Oil

Slowing demand knocks oil prices

Oil prices have remained low after US government figures showed a sharp slowdown in US demand.

Despite rising 89 cents to $113.51 a barrel in Asian trade, US light sweet crude remained well off recent records above $147 which it hit in July.

Benchmark UK Brent crude rose 89 cents to $111.54, but traders said slowing in US demand is likely to cap prices.

Prices sank on Tuesday after US figures showed a sharp slowdown in domestic demand, triggered by higher fuel costs.

Data from the US Energy Department’s Energy Information Administration (EIA) showed demand for oil in the first half of 2008 saw its sharpest drop in 26 years, compared to a year before.

US demand for oil fell 800,000 barrels per day for the first six months of this year, compared to the same period a year earlier.
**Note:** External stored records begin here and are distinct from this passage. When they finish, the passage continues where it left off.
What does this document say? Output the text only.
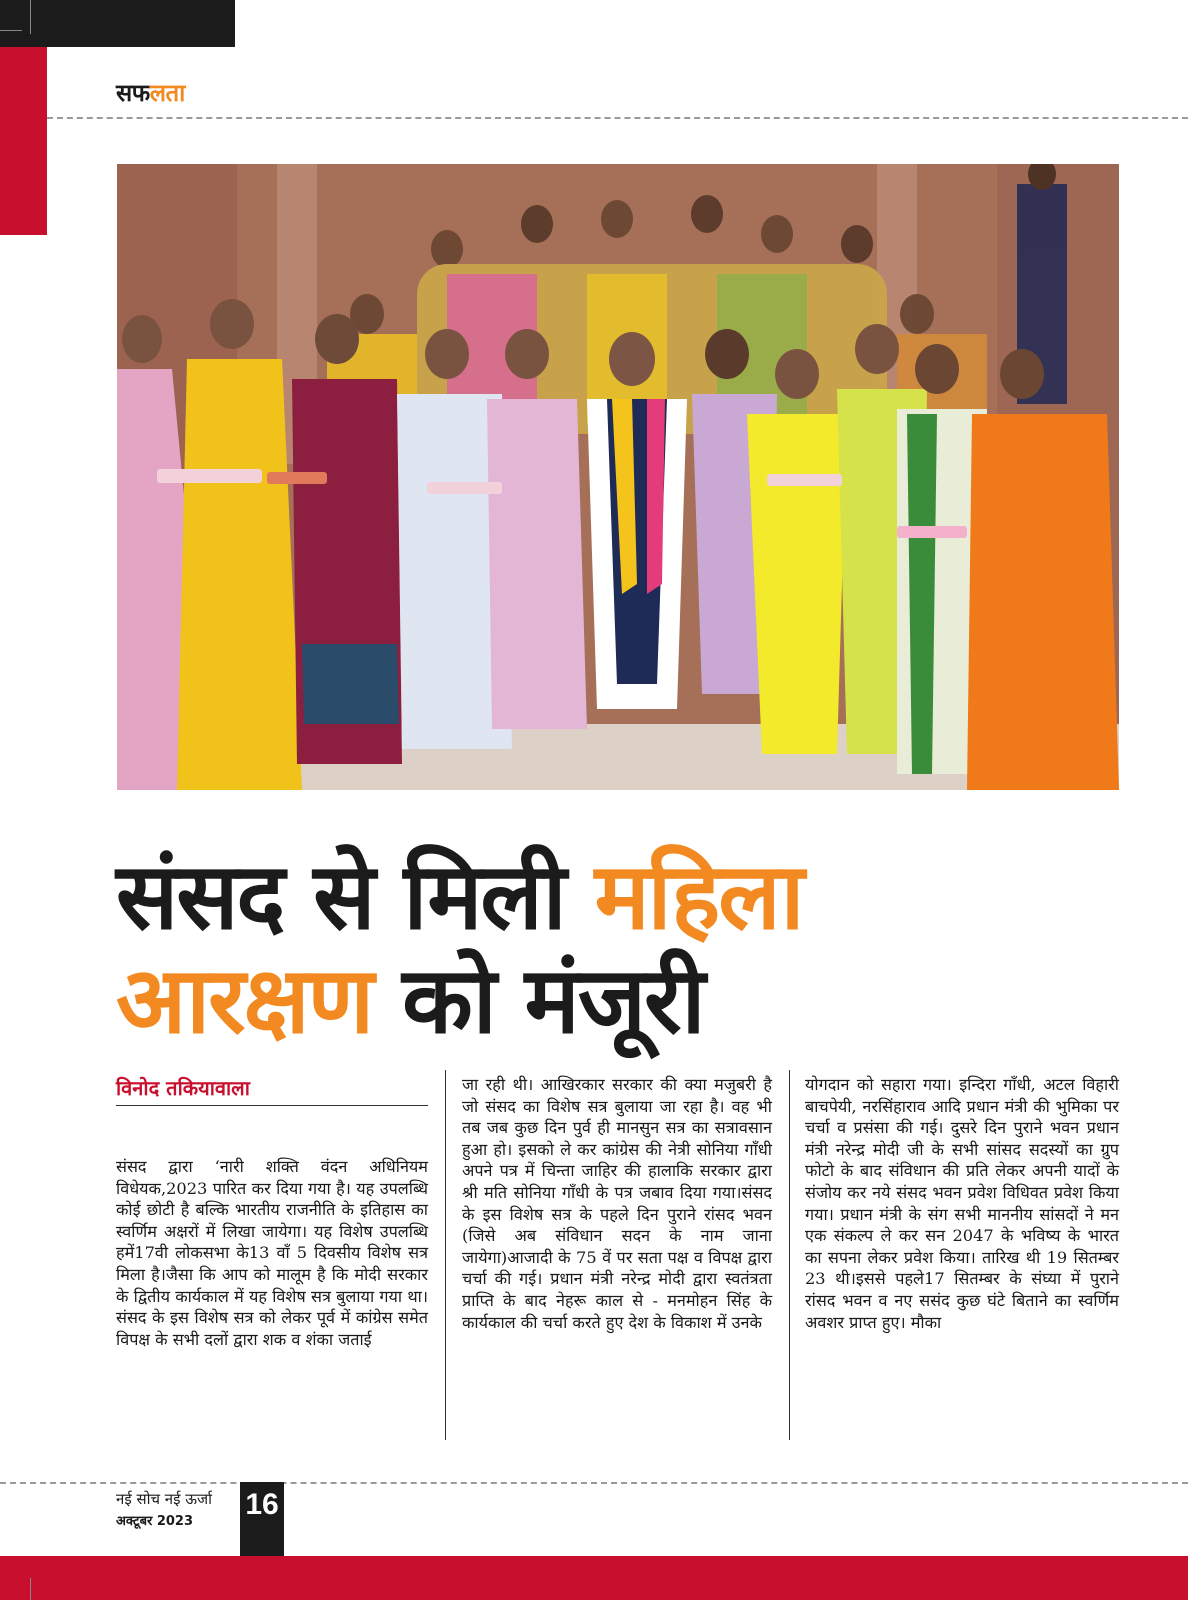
सफलता
संसद से मिली महिला
आरक्षण को मंजूरी
विनोद तकियावाला
संसद द्वारा ‘नारी शक्ति वंदन अधिनियम विधेयक,2023 पारित कर दिया गया है। यह उपलब्धि कोई छोटी है बल्कि भारतीय राजनीति के इतिहास का स्वर्णिम अक्षरों में लिखा जायेगा। यह विशेष उपलब्धि हमें17वी लोकसभा के13 वाँ 5 दिवसीय विशेष सत्र मिला है।जैसा कि आप को मालूम है कि मोदी सरकार के द्वितीय कार्यकाल में यह विशेष सत्र बुलाया गया था।संसद के इस विशेष सत्र को लेकर पूर्व में कांग्रेस समेत विपक्ष के सभी दलों द्वारा शक व शंका जताई
जा रही थी। आखिरकार सरकार की क्या मजुबरी है जो संसद का विशेष सत्र बुलाया जा रहा है। वह भी तब जब कुछ दिन पुर्व ही मानसुन सत्र का सत्रावसान हुआ हो। इसको ले कर कांग्रेस की नेत्री सोनिया गाँधी अपने पत्र में चिन्ता जाहिर की हालाकि सरकार द्वारा श्री मति सोनिया गाँधी के पत्र जबाव दिया गया।संसद के इस विशेष सत्र के पहले दिन पुराने रांसद भवन (जिसे अब संविधान सदन के नाम जाना जायेगा)आजादी के 75 वें पर सता पक्ष व विपक्ष द्वारा चर्चा की गई। प्रधान मंत्री नरेन्द्र मोदी द्वारा स्वतंत्रता प्राप्ति के बाद नेहरू काल से - मनमोहन सिंह के कार्यकाल की चर्चा करते हुए देश के विकाश में उनके
योगदान को सहारा गया। इन्दिरा गाँधी, अटल विहारी बाचपेयी, नरसिंहाराव आदि प्रधान मंत्री की भुमिका पर चर्चा व प्रसंसा की गई। दुसरे दिन पुराने भवन प्रधान मंत्री नरेन्द्र मोदी जी के सभी सांसद सदस्यों का ग्रुप फोटो के बाद संविधान की प्रति लेकर अपनी यादों के संजोय कर नये संसद भवन प्रवेश विधिवत प्रवेश किया गया। प्रधान मंत्री के संग सभी माननीय सांसदों ने मन एक संकल्प ले कर सन 2047 के भविष्य के भारत का सपना लेकर प्रवेश किया। तारिख थी 19 सितम्बर 23 थी।इससे पहले17 सितम्बर के संघ्या में पुराने रांसद भवन व नए ससंद कुछ घंटे बिताने का स्वर्णिम अवशर प्राप्त हुए। मौका
नई सोच नई ऊर्जा
अक्टूबर 2023
16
The EIA predicts that US oil demand next year will be at its lowest since 2003, at 20.08m barrels per day on “prospects of a weak economy and continuing high crude oil prices”.
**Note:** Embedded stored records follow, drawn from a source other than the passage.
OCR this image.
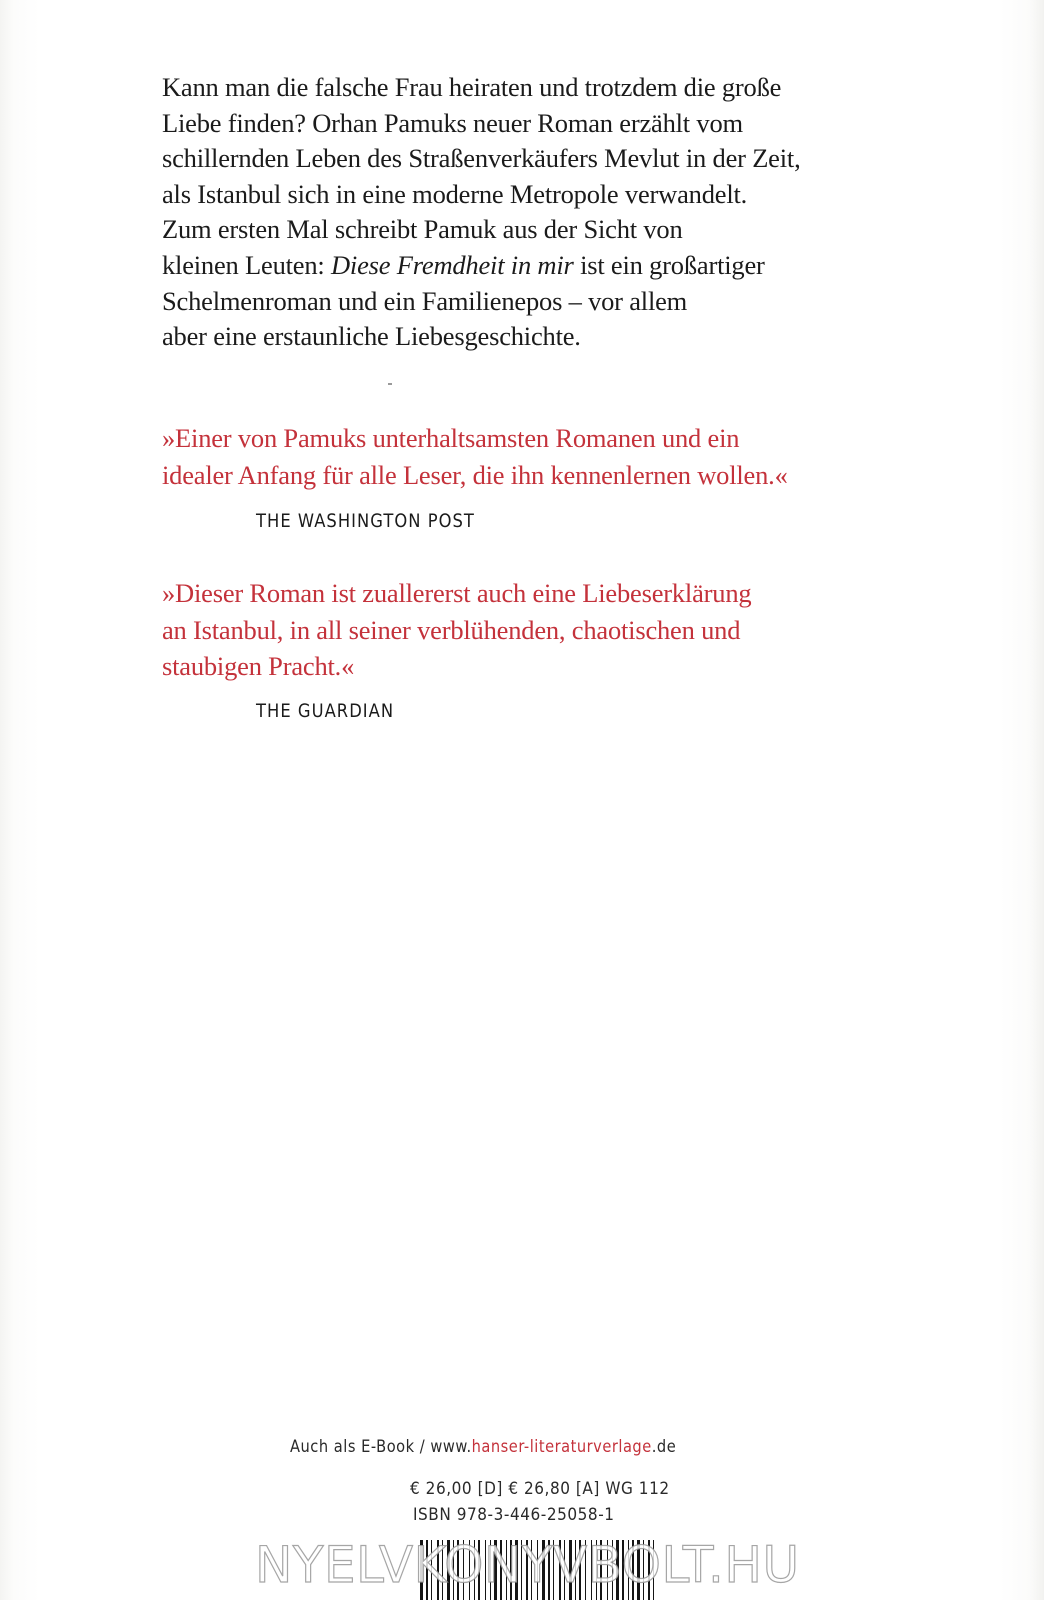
Kann man die falsche Frau heiraten und trotzdem die große
Liebe finden? Orhan Pamuks neuer Roman erzählt vom
schillernden Leben des Straßenverkäufers Mevlut in der Zeit,
als Istanbul sich in eine moderne Metropole verwandelt.
Zum ersten Mal schreibt Pamuk aus der Sicht von
kleinen Leuten: Diese Fremdheit in mir ist ein großartiger
Schelmenroman und ein Familienepos – vor allem
aber eine erstaunliche Liebesgeschichte.
»Einer von Pamuks unterhaltsamsten Romanen und ein
idealer Anfang für alle Leser, die ihn kennenlernen wollen.«
THE WASHINGTON POST
»Dieser Roman ist zuallererst auch eine Liebeserklärung
an Istanbul, in all seiner verblühenden, chaotischen und
staubigen Pracht.«
THE GUARDIAN
Auch als E-Book / www.hanser-literaturverlage.de
€ 26,00 [D] € 26,80 [A] WG 112
ISBN 978-3-446-25058-1
NYELVKONYVBOLT.HU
The latest figures showed that while US demand dropped sharply, non-industrialised nations saw demand rise by 1.3m barrels per day for the first half of 2008.

Commenting on the data, Kyle Cooper, an analyst with IAF Advisors, said: “It takes a lot of bullish arguments away, but $113 is still not cheap.”

Separately, a plan between Russia and Georgia to end fighting between the two nations eased concerns that supplies in the region could be disrupted.

Though Georgia is not an oil producer, key crude and gas exports are transported through it, and BP had closed all three pipelines through the region as a precautionary measure.